All I Want for Christmas Is a Decent Perfume Commercial
Also, what’s with all the horses?
There are a lot of things I don’t like about the holiday season.
Christmas shopping out in the world with people. Ick.
The cold.
People who get upset when you say “Happy Holidays” instead of “Merry Christmas” and claim your jolly greeting is some sort of microaggression in the imaginary war on Christmas.
And perfume commercials.
I reserve a lot of my holiday hate for the perfume and cologne commercials that stink up my television at this time of year.
To be clear, I’m not a perfume or cologne person in general. The mere whiff of someone’s perfume or cologne can give me a migraine. (I know, I know, I’m made of hardy stuff.)
But, I don’t actually have to smell the stuff for it me sick. The commercials make me sick too, because, they are — as a whole, some of the stupidest, most asinine pieces of advertising ever created.
As someone who has a bit of experience in advertising, and far, far more experience watching television, I’m just begging someone, anyone to come up with a new idea.
Because the thing is, all perfume and cologne commercials look the same. They all use the same formula — a formula that is supposed to make us average schmucks think of luxury and elegance.
That formula goes a little something like this:
Number 1: insert really, really good looking people. These may be models or actors or a combination of the two. The only qualifications seem to be that they can look pretty and pout.
Number 2: apply the standard wardrobe. Have the models or actors wear fancy gowns or tuxedos like make them look they’re slinking around in the background of a James Bond movie or have them wear very little at all and cover them in baby oil so they glisten like wet seals.
Number 3A: demonstrate useless skills (cologne edition). If the commercial is for a cologne, the half-clad man will perform some bizarre feat of strength, like climbing up on a rock in the sea or slinging a giant hammer for absolutely no reason whatsoever.
Number 3B: demonstrate playfulness or sense of adventure (perfume edition) a.k.a get wet or bounce around on a horse. If the commercial is for a perfume, the attractive woman will do one of four things:
- Take a bath with way too many bubbles like she can’t read/is too carefree to be bothered to read the instructions on the bubble bath bottle
- Fall into a pool fully clothed in an expensive gown with complete disregard for the dress’s wash and care instructions
- Carry a bouquet of balloons around like she is taking an afternoon off from her day job as a children’s entertainer, or
- Ride a seemingly wild horse along the beach in her expensive gown because that’s totally something fancy people do, but we’re just too far removed from their world to get it
All of the things in 3B are dumb, and aside from the balloon bit, all of them defeat the purpose of even wearing perfume in the first place. The bath and the pool diving would wash the perfume off. And, I’m not a great equestrian or anything, but I’m guessing bumping along in a full evening gown on a wild animal wouldn’t exactly leaving you smelling of roses.

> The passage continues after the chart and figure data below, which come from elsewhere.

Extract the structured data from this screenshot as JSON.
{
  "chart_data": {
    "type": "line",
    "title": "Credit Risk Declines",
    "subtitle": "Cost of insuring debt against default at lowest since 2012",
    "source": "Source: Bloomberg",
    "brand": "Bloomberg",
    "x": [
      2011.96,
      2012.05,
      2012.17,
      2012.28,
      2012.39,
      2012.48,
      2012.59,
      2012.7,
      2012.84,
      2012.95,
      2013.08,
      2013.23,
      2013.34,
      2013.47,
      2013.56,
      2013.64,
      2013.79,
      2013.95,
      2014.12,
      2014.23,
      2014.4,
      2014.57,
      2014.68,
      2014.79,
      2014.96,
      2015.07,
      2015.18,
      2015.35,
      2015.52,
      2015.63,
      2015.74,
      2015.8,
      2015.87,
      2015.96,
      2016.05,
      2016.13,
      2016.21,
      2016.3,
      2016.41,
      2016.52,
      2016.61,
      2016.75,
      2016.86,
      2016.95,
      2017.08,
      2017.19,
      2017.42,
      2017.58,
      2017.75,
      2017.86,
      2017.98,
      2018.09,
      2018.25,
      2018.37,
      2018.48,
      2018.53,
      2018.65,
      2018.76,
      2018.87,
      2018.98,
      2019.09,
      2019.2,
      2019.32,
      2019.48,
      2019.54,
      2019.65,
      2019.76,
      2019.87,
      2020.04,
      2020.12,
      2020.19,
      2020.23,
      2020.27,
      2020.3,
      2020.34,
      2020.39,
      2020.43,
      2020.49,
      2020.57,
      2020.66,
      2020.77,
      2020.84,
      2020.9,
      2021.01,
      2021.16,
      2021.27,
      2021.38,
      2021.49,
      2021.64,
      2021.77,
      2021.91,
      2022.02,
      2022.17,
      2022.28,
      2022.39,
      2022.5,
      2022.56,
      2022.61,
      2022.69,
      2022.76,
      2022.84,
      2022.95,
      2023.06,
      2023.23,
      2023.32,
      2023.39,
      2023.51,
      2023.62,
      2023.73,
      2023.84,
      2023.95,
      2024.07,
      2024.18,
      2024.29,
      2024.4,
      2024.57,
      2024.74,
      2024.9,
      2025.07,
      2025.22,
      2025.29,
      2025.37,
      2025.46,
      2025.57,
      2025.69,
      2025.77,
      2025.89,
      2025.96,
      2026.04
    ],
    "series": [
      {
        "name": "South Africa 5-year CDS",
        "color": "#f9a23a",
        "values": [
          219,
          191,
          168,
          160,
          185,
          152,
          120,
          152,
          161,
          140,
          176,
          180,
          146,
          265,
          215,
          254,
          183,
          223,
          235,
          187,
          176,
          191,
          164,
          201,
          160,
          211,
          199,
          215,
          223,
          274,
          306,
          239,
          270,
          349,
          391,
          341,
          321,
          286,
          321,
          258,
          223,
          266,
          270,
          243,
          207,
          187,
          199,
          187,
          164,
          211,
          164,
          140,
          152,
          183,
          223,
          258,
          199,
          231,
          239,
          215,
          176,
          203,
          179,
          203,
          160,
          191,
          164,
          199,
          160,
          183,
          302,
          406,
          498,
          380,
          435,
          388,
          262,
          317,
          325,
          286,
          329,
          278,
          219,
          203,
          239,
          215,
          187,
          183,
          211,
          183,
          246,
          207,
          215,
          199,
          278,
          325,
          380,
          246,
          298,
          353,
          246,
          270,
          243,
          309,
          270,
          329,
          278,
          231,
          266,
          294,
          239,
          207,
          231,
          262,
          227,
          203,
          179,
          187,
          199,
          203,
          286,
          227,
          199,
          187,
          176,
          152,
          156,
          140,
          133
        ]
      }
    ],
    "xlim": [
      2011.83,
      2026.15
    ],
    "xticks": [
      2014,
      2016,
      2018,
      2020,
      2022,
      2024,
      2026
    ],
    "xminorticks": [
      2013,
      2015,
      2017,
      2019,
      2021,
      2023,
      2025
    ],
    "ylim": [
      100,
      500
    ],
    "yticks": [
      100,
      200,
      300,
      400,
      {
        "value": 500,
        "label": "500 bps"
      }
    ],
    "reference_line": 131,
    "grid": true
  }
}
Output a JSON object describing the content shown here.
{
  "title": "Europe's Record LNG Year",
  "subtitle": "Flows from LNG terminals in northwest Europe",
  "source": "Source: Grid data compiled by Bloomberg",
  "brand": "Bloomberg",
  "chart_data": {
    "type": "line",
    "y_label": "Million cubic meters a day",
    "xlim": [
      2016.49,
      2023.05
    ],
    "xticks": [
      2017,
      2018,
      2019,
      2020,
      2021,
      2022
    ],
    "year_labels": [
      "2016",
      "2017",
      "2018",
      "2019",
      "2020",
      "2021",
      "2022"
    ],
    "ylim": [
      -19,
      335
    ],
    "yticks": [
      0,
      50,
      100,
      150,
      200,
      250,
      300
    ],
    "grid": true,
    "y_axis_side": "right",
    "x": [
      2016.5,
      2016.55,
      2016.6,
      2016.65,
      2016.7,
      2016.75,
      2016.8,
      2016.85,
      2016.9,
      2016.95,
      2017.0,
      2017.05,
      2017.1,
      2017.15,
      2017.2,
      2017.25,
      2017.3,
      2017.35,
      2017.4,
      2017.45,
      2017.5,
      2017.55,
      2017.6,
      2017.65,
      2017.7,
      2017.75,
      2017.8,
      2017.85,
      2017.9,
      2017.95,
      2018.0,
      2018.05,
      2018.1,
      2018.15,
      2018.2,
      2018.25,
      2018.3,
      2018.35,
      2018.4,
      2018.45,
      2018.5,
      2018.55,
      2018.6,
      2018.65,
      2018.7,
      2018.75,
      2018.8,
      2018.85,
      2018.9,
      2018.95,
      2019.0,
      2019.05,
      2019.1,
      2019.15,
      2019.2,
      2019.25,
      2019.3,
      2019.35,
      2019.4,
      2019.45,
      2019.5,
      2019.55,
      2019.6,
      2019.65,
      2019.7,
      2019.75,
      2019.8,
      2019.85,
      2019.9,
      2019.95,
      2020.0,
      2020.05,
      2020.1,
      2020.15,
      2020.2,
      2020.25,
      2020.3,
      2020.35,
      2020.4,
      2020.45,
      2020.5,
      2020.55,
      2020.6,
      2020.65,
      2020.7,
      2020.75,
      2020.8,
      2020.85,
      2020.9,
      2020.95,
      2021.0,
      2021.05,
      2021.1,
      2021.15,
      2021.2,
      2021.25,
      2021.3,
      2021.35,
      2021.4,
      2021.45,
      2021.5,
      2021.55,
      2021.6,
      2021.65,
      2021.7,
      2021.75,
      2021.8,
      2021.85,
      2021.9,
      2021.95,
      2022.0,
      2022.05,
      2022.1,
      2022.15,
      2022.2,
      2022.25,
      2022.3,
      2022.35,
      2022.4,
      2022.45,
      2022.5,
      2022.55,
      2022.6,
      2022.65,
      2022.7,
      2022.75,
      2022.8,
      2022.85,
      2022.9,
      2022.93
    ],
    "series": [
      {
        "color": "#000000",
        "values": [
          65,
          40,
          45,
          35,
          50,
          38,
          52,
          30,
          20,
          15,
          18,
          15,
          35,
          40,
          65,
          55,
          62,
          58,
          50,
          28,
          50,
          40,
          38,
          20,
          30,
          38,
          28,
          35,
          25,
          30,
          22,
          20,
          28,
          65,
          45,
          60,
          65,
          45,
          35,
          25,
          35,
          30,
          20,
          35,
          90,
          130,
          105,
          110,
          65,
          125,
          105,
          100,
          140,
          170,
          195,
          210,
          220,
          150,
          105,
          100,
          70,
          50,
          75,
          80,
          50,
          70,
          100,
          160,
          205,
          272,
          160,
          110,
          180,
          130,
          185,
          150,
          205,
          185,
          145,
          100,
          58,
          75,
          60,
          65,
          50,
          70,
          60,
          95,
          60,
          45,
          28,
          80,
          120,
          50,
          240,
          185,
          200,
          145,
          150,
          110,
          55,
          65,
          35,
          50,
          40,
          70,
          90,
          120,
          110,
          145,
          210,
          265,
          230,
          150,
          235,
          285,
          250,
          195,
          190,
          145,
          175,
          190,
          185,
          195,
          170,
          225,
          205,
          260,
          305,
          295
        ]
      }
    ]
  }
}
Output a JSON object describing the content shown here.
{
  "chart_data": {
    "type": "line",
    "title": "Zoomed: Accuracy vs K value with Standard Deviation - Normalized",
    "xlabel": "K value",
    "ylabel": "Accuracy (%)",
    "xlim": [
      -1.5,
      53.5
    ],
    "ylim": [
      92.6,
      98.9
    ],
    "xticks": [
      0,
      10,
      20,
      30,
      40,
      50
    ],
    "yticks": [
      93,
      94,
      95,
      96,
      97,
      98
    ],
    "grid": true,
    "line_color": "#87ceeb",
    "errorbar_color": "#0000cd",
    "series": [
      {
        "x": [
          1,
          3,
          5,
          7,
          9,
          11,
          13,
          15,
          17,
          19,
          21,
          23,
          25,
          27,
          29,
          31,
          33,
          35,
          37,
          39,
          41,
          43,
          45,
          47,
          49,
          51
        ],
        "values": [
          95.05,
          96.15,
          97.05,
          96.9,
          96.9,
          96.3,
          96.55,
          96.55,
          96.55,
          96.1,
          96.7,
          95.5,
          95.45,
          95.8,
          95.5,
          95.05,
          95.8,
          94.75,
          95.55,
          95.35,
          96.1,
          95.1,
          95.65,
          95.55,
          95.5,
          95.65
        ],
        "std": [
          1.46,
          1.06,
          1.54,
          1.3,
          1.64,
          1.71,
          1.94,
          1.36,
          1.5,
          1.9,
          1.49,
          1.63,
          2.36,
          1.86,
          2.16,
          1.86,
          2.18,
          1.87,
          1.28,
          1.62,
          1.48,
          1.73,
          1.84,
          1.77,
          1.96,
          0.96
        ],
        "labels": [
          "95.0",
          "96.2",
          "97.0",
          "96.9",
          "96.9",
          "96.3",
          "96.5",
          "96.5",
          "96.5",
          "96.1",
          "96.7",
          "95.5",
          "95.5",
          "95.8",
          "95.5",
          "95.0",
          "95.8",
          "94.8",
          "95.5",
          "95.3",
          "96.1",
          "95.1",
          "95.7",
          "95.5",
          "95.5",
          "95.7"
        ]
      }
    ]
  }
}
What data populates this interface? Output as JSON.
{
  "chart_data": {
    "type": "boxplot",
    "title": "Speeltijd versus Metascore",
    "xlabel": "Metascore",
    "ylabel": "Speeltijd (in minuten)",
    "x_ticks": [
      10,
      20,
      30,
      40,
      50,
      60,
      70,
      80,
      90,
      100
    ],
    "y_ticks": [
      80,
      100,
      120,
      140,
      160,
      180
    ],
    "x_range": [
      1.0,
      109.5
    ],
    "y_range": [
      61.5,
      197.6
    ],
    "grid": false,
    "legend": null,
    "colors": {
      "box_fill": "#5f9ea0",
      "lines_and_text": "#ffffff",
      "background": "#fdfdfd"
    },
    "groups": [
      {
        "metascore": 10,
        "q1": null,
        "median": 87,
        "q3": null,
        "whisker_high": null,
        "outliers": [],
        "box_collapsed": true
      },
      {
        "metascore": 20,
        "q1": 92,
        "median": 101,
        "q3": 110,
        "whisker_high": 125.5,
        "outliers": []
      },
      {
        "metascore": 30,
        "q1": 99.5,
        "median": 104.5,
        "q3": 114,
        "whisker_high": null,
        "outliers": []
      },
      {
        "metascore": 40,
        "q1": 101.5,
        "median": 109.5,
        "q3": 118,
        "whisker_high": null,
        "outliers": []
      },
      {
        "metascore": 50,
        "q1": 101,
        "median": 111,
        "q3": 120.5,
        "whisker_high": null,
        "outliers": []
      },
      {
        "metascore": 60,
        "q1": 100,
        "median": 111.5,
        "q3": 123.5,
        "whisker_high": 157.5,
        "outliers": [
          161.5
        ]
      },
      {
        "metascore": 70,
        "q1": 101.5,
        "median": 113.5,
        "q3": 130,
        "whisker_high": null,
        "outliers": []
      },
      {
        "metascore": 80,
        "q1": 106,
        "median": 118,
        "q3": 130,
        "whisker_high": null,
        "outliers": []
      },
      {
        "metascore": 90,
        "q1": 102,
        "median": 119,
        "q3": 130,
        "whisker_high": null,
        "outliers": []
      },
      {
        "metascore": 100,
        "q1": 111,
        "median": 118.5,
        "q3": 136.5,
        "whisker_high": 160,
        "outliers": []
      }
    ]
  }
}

I think they should try something different.
What I’m asking for, what I desperately want this holiday season, is a perfume or cologne commercial that actually talks about what the stuff does.
I hate to break this to you if it’s the first time you’re hearing it, but perfume and cologne will not make you a super hot male model or an attractive, horse-riding actress in an evening gown. The one and only thing it can do aside, from give me a headache, is possibly make you smell better.
So just once, I want to see a perfume or cologne commercial that speaks to this — that cuts right to the stink of it.
I want to see a cologne commercial with an average-looking suburban dad who is lugging around loads of laundry and wiping sweat off his furrowed brow, whose spouse comes home, kisses him on the cheek and says: “Honey, you smell nice.”
I want a perfume commercial with an average-looking, middle-aged woman who looks exhausted from a long day at some boring, middle management job. She comes home and her spouse kisses her on the cheek and says: “Honey, you smell nice.”
I’d even settle for the same versions of the ads if instead of saying: “Honey, you smell nice,” the spouses say: “Honey, you smell marginally better than you would have normally if you hadn’t applied this thin veneer of spice and/or flower-scented spray.”
These ideas are gold, because seriously, damn near anything would be better than the perfume and cologne commercials they have now.
I understand that they’re trying to speak to luxury and elegance, but I think they’re doing it wrong, because instead of looking sophisticated and cool, they just come off looking ridiculous and vaguely like they’re abusing wild horses.
Plus, if I haven’t mentioned it already, they sort of stink.